Breakthroughs The Koyal Group InfoMag News Discovery science powered increasingly by donors

started by Jason Zhen on 15 Jul 14
  • Jason Zhen
     
    As co-director of the Harvard Stem Cell Institute, David Scadden hopes to inspire his students to join the ranks of researchers who might one day cure Parkinson's or Alzheimer's or diabetes. But all too often these days, he is losing out to Wall Street, or other higher-paying pursuits.

    "They are seeing their senior mentors spending more and more time writing grants and going hat in hand," Scadden said, in a phone interview. "That's not a good way to inspire the best and brightest."

    It is an empirical fact that there's now far less money going toward research science than there used to be, due first and foremost to the decrease in government spending on such research. The budget of the National Institutes of Health is lower (in inflation-adjusted dollars) that at any point since 2000, and 22 percent lower than it was in 2003.

    This has meant that the former star students who chose to spend their lives in a lab, working with stem cells or sequencing genomes, the kind of work that most experts believe will usher in the next great medical revolution, are more reliant than ever on a handful of Americans to fund basic research.

    That source of funding, while vital, is unstable and relatively scarce.

    "We're going to lose a generation of young scientists, and that's not something you can make up," said Dr.
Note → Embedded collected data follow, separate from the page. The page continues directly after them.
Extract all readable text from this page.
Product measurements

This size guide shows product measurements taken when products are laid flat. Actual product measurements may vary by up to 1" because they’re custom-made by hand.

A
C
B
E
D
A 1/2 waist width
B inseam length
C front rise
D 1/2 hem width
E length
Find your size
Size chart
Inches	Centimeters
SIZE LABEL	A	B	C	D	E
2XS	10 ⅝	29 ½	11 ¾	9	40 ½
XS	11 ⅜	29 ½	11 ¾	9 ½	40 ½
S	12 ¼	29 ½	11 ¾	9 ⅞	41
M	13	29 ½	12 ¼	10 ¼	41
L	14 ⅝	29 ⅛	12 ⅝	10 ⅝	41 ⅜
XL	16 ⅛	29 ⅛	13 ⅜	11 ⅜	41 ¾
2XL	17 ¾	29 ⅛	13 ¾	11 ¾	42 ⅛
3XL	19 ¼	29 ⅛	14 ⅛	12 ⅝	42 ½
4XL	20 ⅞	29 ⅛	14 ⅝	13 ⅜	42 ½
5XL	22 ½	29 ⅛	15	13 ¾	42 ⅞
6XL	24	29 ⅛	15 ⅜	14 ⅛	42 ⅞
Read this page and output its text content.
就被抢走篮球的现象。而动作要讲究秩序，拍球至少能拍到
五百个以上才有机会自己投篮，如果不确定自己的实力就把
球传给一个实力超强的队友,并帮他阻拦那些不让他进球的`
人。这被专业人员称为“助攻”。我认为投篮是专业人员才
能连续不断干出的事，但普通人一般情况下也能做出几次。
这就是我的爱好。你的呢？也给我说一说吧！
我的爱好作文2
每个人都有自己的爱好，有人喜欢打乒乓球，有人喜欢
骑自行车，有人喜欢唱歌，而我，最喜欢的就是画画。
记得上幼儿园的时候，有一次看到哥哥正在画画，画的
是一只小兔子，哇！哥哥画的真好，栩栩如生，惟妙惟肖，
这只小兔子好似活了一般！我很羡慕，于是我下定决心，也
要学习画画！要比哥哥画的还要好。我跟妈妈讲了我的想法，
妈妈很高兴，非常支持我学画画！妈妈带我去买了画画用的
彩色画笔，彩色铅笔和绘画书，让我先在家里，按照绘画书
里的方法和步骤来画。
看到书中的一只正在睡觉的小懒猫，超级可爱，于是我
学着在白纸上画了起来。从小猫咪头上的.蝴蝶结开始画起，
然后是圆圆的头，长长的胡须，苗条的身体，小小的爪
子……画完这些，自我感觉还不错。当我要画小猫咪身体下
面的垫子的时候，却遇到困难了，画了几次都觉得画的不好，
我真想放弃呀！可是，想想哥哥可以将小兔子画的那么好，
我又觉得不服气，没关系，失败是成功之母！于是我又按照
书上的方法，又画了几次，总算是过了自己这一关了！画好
Laurie Glimcher, Dean of Weill Cornell Medical College.

    Traditionally, researchers rely on a three-legged stool for funding.

    While one leg is made up of government grants, another is made up of industry, which pays scientists to research treatments that can be the next billion-dollar idea. But when it comes to discovery science, whose outcomes are inherently unpredictable and which is often conducted without targeting a specific disease, industry tends to be risk-averse.

    That leaves philanthropy.

    Fiona Murray, a professor of entrepreneurship at M.I.T., published a paper in 2012 finding that philanthropy, both private and corporate, provides almost 30 percent of the annual research funds for leading universities. She also found that while federal funds have been declining, philanthropic funds have been increasing.

    "The role of science philanthropy-gifts from wealthy individuals, grants from private foundations to scientific research, and endowment income earmarked for research-is an underappreciated aspect of philanthropy in higher education whose importance becomes clear by examining trends in funding university research," Murray wrote. "Industry contributions (usually regarded as the alternative funding stream for university research) amount to less than 6 percent of university research funding. In striking contrast, science philanthropy makes up almost 30 percent of university research funding and has been growing at almost 5 percent annually."

    It's that funding that has made possible a series of breakthroughs that could have outsize clinical implications during the next few decades.

    On the west side of harlem, in an unadorned building, some of the most exciting research in medicine is taking place, and almost all of it is being paid for by private donors.

    The New York Stem Cell Foundation is supported in part through the Druckenmiller Foundation. The stem cell foundation's fellowship program is the largest dedicated stem cell fellowship program in the world, and they are one of the only two labs in the country working successfully on a procedure known somatic cell nuclear transfer.

    Remember Dolly the sheep? It's that kind of science, but a bit further along, and instead of cloning mammals, scientists work to create cells, organs or tissues that can replace diseased cells in the human body.

    The federal government, for political and ethical reasons, won't fund any of it.

    Though President Obama reversed the Bush administration's position on funding stem cell research, no new embryonic stem cell lines can be supported because of something called the Dickey-Wicker Amendment, which is renewed every year and prohibits federal funding for synthesizing new stem cell lines. (The Obama administration allows N.I.H. funding for research on new lines that were created with private dollars.)